How to get a hashed string

M

Marc Gravell

I'm assuming by "hashed" you mean for storage purposes - i.e. not
simply .GetHashCode(); anyway, picking the simplest option (MD5),
something like:

using System;
using System.Security.Cryptography;
using System.Text;
using System.Xml;
static class Program
{
static void Main()
{
string text = "abcdefghijklmnopqrstuvwxyz";
MD5CryptoServiceProvider crypt = new
MD5CryptoServiceProvider();
byte[] inputBuffer = Encoding.UTF8.GetBytes(text);
byte[] hashBuffer = crypt.ComputeHash(inputBuffer);

// result as base-64 (easy & shorter result)
string hashBase64 = Convert.ToBase64String(hashBuffer);

// result as hex-string (more common)
StringBuilder sb = new StringBuilder(hashBuffer.Length * 2);
foreach (byte b in hashBuffer)
{
sb.Append(b.ToString("x2"));
}
string hashHex = sb.ToString();
}
}

Note, however, that MD5 is not very sucure; there are databases
dedicated to known MD5 values, so it shouldn't be used to hash
passwords or credit-card numbers, etc.

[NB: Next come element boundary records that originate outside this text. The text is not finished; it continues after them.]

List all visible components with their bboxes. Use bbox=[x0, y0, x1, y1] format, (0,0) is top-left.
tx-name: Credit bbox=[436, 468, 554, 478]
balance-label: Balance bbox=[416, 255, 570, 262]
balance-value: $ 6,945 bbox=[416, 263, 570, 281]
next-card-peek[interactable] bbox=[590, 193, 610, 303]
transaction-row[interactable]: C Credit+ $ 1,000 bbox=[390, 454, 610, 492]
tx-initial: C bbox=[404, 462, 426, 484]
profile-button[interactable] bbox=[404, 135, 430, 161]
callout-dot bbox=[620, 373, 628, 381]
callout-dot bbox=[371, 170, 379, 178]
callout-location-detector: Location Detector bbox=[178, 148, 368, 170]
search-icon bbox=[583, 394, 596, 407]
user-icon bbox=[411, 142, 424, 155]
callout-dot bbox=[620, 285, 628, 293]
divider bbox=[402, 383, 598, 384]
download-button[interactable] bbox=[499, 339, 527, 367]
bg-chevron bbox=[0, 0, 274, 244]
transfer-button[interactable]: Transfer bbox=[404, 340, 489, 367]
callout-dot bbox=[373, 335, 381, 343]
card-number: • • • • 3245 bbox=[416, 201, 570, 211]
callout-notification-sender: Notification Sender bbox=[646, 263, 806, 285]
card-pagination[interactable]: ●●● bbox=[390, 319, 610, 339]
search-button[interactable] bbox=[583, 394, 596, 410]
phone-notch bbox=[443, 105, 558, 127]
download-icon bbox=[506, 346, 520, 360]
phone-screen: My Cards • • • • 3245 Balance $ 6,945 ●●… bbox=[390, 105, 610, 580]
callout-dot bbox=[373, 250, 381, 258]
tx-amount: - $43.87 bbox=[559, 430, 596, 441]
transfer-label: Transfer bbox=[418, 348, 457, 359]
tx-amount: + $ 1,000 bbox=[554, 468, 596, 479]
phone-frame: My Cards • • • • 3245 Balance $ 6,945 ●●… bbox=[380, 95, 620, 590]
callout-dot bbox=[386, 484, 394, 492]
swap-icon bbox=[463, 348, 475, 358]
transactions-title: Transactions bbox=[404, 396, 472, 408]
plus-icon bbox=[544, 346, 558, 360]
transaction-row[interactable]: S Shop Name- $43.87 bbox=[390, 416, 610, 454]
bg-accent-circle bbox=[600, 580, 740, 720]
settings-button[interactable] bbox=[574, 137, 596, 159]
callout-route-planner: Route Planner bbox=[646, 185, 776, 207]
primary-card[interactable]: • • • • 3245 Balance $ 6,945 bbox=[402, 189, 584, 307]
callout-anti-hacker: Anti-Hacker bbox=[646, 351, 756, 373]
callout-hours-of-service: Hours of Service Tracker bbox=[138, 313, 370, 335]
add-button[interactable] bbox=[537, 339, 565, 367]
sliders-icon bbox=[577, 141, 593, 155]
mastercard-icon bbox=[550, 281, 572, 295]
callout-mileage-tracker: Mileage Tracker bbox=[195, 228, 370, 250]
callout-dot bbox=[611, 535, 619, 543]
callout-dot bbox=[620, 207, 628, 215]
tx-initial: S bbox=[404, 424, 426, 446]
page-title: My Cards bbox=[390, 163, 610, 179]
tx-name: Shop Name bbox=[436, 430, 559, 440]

For secure applications, you'd
want to look at a keyed algorithm - such as any of the HMACSHA[n]
implementations:

http://msdn2.microsoft.com/en-us/library/system.security.cryptography.hmacsha1.aspx

Marc
 
A

Arne Vajhøj

ad said:
I want to hash a givien string to a hashed string.
How can I do witth c#?

private static readonly Encoding utf8 = new UTF8Encoding();
private static readonly MD5 md5 = new MD5CryptoServiceProvider();
private static string MD5Calc(string s)
{
byte[] binres = md5.ComputeHash(utf8.GetBytes(s));
StringBuilder res = new StringBuilder("");
for(int i = 0; i < binres.Length; i++)
{
res.Append(String.Format("{0:x2}", binres));
}
return res.ToString();
}

eller

private static readonly Encoding utf8 = new UTF8Encoding();
private static readonly MD5 md5 = new MD5CryptoServiceProvider();
private static string MD5Calc(string s)
{
byte[] binres = md5.ComputeHash(utf8.GetBytes(s));
return Convert.ToBase64String(binres);
}

depending on whether you want Hex or Base64 encoding.

Note that MD5 is not particular secure any more and for
some purposes SHA-256 should be used instead.